Windows-10-logoEven now most games are design for a single CPU core. They are threaded but the are not true parallel programs.

Super computers use processor cores by the thousands with parallel programming. Game engines however are more complex and it may take some time for developers to figure out what can be done.

DX12 and AMD Mantle are efforts to bring parallel programming to games, Right now games are using the vector capability of a video card. So when they are rendering a scene the video card does all the heavy lifting.

Windows has been multithreaded for decades. The CPU is not saturated so playing a MP3 uses little resource not unlike the word processor. Windows task switcher changes focus over 100 times per second so the system appears to be multitasking.

Starting around 2004 the first dual core processors became available. The advantage is obvious. More recently CPU cores have added more and more cores,

WIndows XP and above are designed to take better advantage of multicore processors. Core 0 becomes the primary thread and each additional core becomes a manager for separate processes.
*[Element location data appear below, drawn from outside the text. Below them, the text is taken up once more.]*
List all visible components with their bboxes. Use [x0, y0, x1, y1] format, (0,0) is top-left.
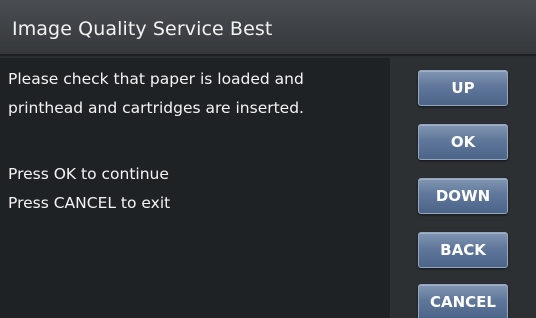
ok-button[interactable]: OK [418, 124, 508, 160]
down-button[interactable]: DOWN [418, 178, 508, 214]
message-line-paper: Please check that paper is loaded and [8, 70, 304, 88]
up-button[interactable]: UP [418, 70, 508, 106]
cancel-button[interactable]: CANCEL [418, 284, 508, 318]
message-panel: Please check that paper is loaded and pr… [0, 58, 390, 318]
back-button[interactable]: BACK [418, 232, 508, 268]
button-column: UP OK DOWN BACK CANCEL [390, 58, 536, 318]
message-line-printhead: printhead and cartridges are inserted. [8, 99, 304, 117]
printer-display: Image Quality Service Best Please check … [0, 0, 536, 318]
title-bar: Image Quality Service Best [0, 0, 536, 56]
screen-title: Image Quality Service Best [12, 18, 273, 40]
instruction-cancel: Press CANCEL to exit [8, 194, 171, 212]
instruction-ok: Press OK to continue [8, 165, 169, 183]
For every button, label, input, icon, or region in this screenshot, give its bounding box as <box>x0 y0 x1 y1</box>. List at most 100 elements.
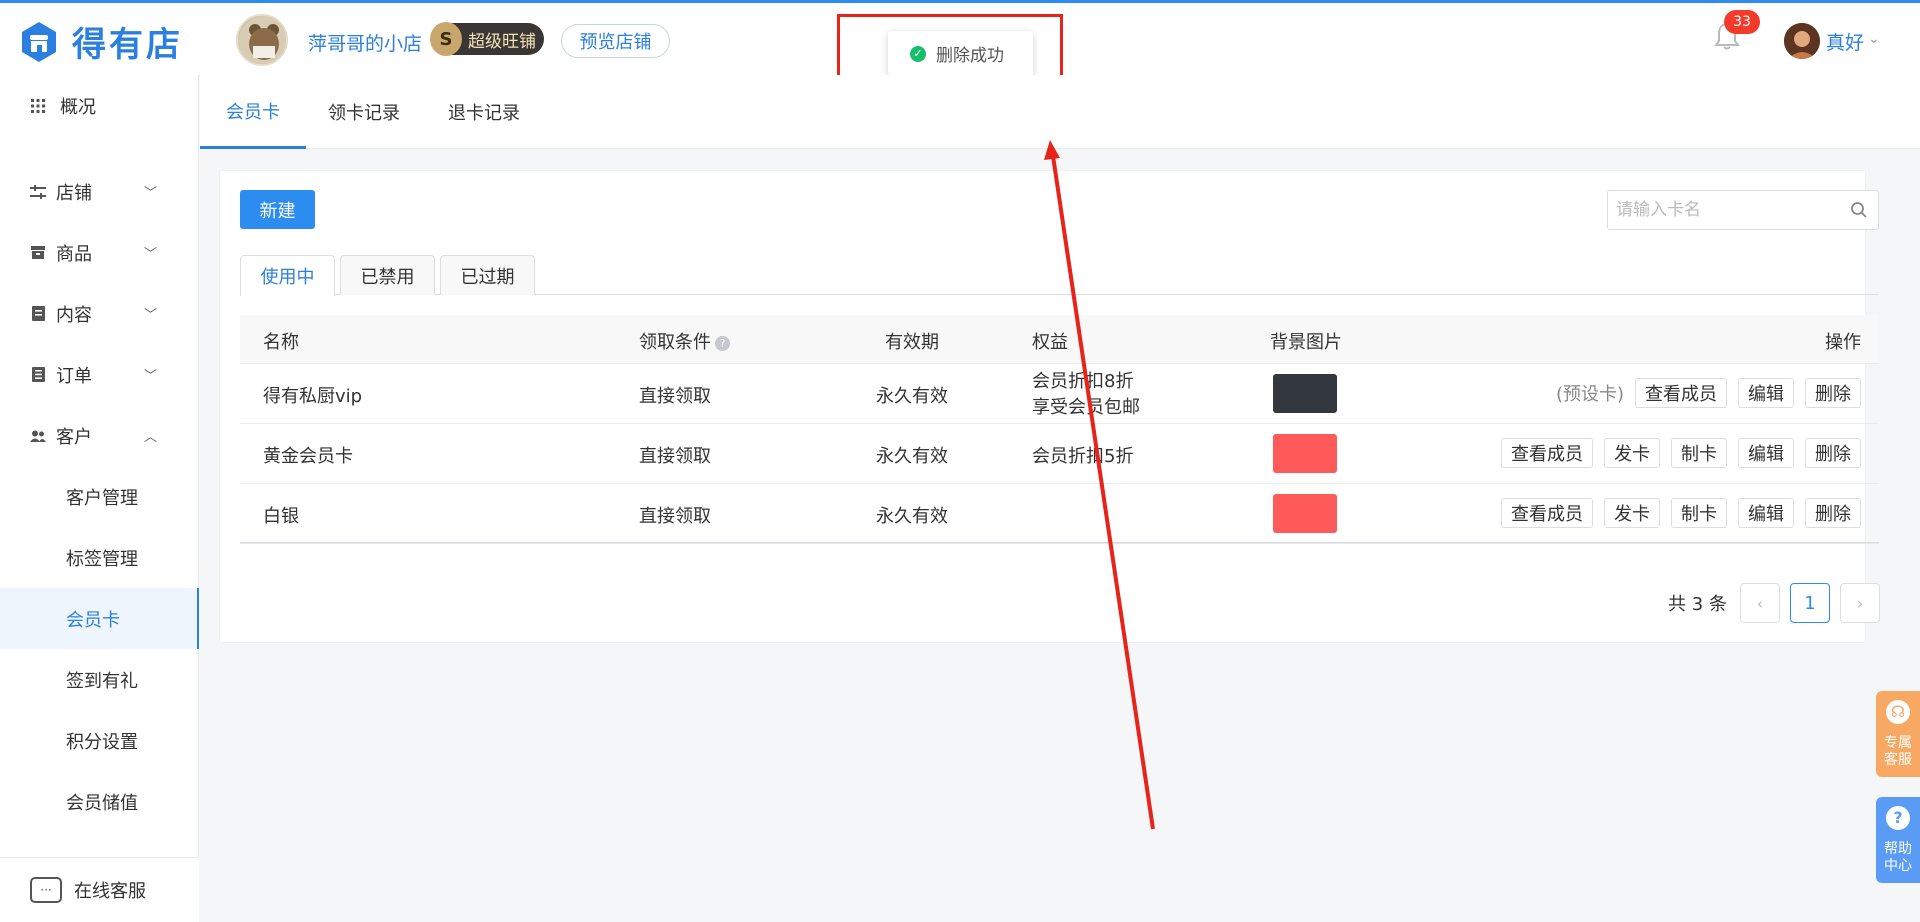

Over time Windows has become better at allocating tasks to all the available cores.

A game can take advantage of more cores. For example the AI handler can be run a separate process from the UI thread. Threads are not generally the same. This is the idea of asynchronous processing with modern graphics cards.
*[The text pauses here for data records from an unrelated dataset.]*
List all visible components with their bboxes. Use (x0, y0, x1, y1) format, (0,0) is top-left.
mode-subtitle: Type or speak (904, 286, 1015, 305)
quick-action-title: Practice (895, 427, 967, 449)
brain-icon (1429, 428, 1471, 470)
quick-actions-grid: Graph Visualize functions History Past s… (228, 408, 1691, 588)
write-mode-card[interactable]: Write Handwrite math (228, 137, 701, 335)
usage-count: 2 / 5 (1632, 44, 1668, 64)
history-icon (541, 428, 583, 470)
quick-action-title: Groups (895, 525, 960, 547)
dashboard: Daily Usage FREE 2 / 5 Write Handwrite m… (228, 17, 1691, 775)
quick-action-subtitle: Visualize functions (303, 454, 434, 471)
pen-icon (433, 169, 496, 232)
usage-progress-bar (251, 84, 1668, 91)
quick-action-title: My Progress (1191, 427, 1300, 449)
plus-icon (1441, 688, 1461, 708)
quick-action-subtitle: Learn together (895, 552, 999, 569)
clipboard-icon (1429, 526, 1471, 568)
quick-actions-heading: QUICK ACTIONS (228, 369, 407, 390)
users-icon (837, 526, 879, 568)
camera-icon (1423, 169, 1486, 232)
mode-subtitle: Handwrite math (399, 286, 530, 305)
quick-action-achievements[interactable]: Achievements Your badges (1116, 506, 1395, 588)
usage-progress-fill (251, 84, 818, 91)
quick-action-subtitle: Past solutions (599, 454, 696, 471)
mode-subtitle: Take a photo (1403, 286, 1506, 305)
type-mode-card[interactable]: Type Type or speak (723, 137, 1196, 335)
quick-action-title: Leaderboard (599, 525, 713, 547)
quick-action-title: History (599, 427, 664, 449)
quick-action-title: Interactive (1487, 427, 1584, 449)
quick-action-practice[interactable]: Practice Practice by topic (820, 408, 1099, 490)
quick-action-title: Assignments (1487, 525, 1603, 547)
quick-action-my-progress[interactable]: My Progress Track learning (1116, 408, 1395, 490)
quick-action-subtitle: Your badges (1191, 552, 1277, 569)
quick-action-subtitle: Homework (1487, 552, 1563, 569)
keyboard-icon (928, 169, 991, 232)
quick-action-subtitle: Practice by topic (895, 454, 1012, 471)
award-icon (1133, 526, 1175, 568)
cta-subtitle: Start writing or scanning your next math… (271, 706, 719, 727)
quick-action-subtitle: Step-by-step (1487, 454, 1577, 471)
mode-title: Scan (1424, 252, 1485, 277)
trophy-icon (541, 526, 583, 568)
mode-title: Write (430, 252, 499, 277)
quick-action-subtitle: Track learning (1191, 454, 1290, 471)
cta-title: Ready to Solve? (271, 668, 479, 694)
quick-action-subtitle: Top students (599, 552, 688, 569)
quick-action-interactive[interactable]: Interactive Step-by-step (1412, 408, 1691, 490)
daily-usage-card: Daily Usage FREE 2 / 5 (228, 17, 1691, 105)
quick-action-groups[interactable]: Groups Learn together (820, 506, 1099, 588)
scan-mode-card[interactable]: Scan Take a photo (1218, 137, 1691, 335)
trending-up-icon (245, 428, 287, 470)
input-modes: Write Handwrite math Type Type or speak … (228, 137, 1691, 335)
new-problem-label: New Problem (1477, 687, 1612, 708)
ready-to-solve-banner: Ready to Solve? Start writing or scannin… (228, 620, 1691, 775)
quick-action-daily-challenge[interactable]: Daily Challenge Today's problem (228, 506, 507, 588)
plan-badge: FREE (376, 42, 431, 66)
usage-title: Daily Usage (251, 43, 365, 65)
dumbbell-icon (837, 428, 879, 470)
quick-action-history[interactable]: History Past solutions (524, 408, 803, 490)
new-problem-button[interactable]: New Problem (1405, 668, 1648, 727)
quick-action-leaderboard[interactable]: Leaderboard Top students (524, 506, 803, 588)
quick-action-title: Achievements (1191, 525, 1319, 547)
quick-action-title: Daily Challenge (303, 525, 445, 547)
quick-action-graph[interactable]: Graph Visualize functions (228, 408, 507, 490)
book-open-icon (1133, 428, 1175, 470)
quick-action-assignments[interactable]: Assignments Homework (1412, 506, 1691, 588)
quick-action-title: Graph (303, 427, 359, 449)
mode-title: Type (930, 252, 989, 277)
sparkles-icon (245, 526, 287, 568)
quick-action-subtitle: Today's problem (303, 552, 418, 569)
In Windows many threads may be awaiting an event so it is no longer being scheduled by the OS and using any CPU time. The actual waiting is done by the Windows itself. It simply removes the thread from the list of running threads, and puts it in a waiting list instead. When the event occurs the handler is simply reloaded.
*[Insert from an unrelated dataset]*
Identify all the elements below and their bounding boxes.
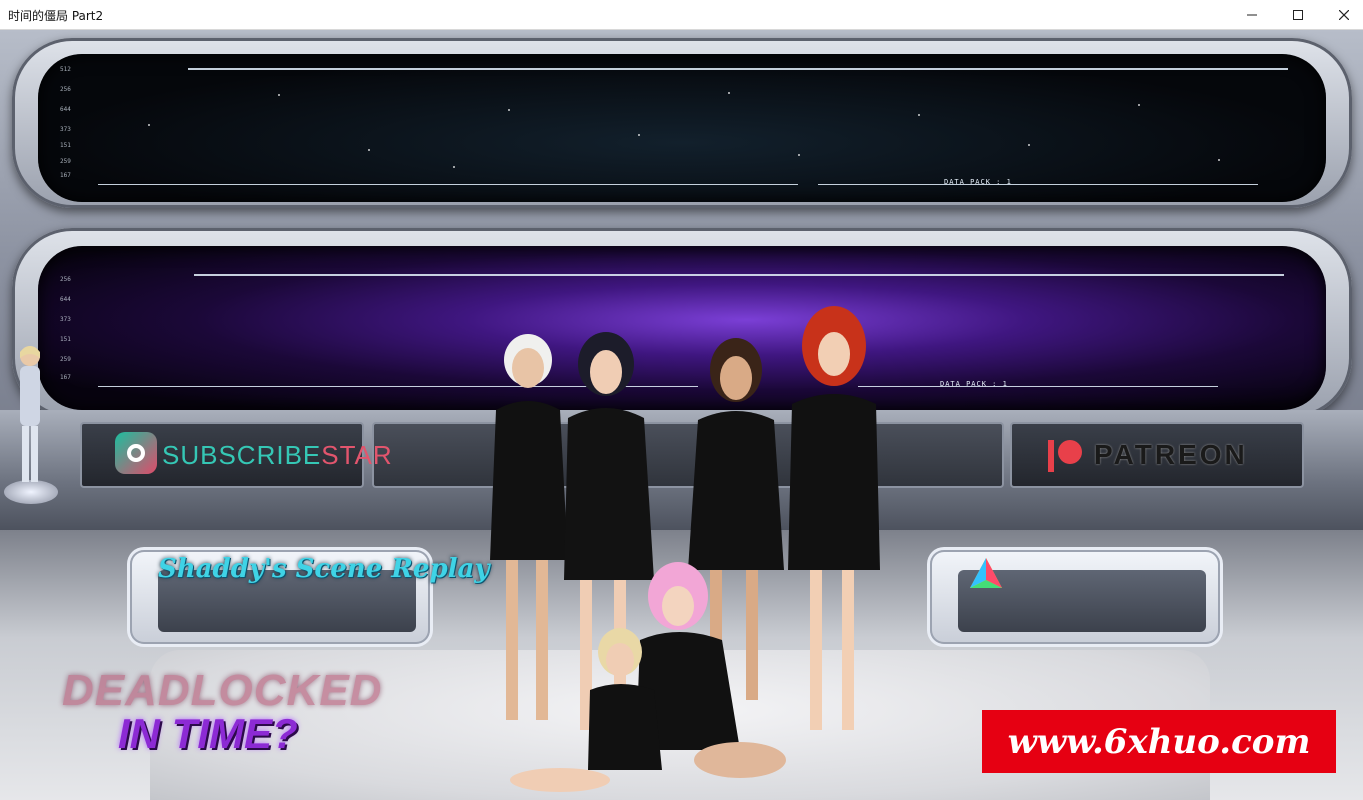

Our old AMD Phenom II X4 965 Black Edition runs are 3.4 GHz. It can easily be overclocked to a higher speed. With Windows 8 and above the CPU cores are now consolidated as the kernel is now fully capable of allocating cores as needed for tasks. More recent processors are somewhat faster and they use somewhat less power but CPU power management has not changed much which negates the advantages.

Right now the workload for games is mostly focused on the raw processing power of the video card. Recent cards have now moved into the TFLOP realm. As time goes by the incremental improvements of video cards has been stupendous. The video card is basically a secondary processor that signals when it’s done.

The idea of a coprocessor goes back to the original 8088 and the 8087 floating point chip. Eventually the separate device moved into the CPU but today SSE has replaced the FPU which is obsolete. SSE is a new design with new registers that are more specialized for floating point work. As example, 64-bit Windows uses SSE2 and does not use the old FPU at all. The FPU only remains to support legacy programs. SSE is materially faster. SSE can benefit financial programs like spreadsheets etc by being able to calculate more cells at once etc. SSE first appeared with the Pentium III processors circa 2000. SSE has been expanded ever since.

So considering the hardware that is seen with a typical PC, asynchronous has been the way since the get go. Video cards are more thread friendly with segmented designs as they offer more thread options. Vista and above use the GPU to handle fonts on the screen etc. This is not demanding and integrated graphics are quite capable. Integrated graphics have improved over  time primarily for the benefit of the WIndows Desktop Manager and Aero.

When Batman was released in 2010, it was discovered that the PhysX was still using the old FPU instead of the SSE which is dramatically faster  The meant the game ran very poorly and slow. Even in 2012 when Borderlands 2 came out, the PhysX was stull using the slower FPU code. Visual Studio 2005 and above all support SSE for 32-bit programs suggesting NVIDIA was not concerned with PhysX performance. The OpenCL based Bullet PhysX will run on any Intel CPU, any AMD CPU or GPU and any NVidia GPU. Unfortunately few games use this package yet and NVIDIA has been slow to support OpenCL as well.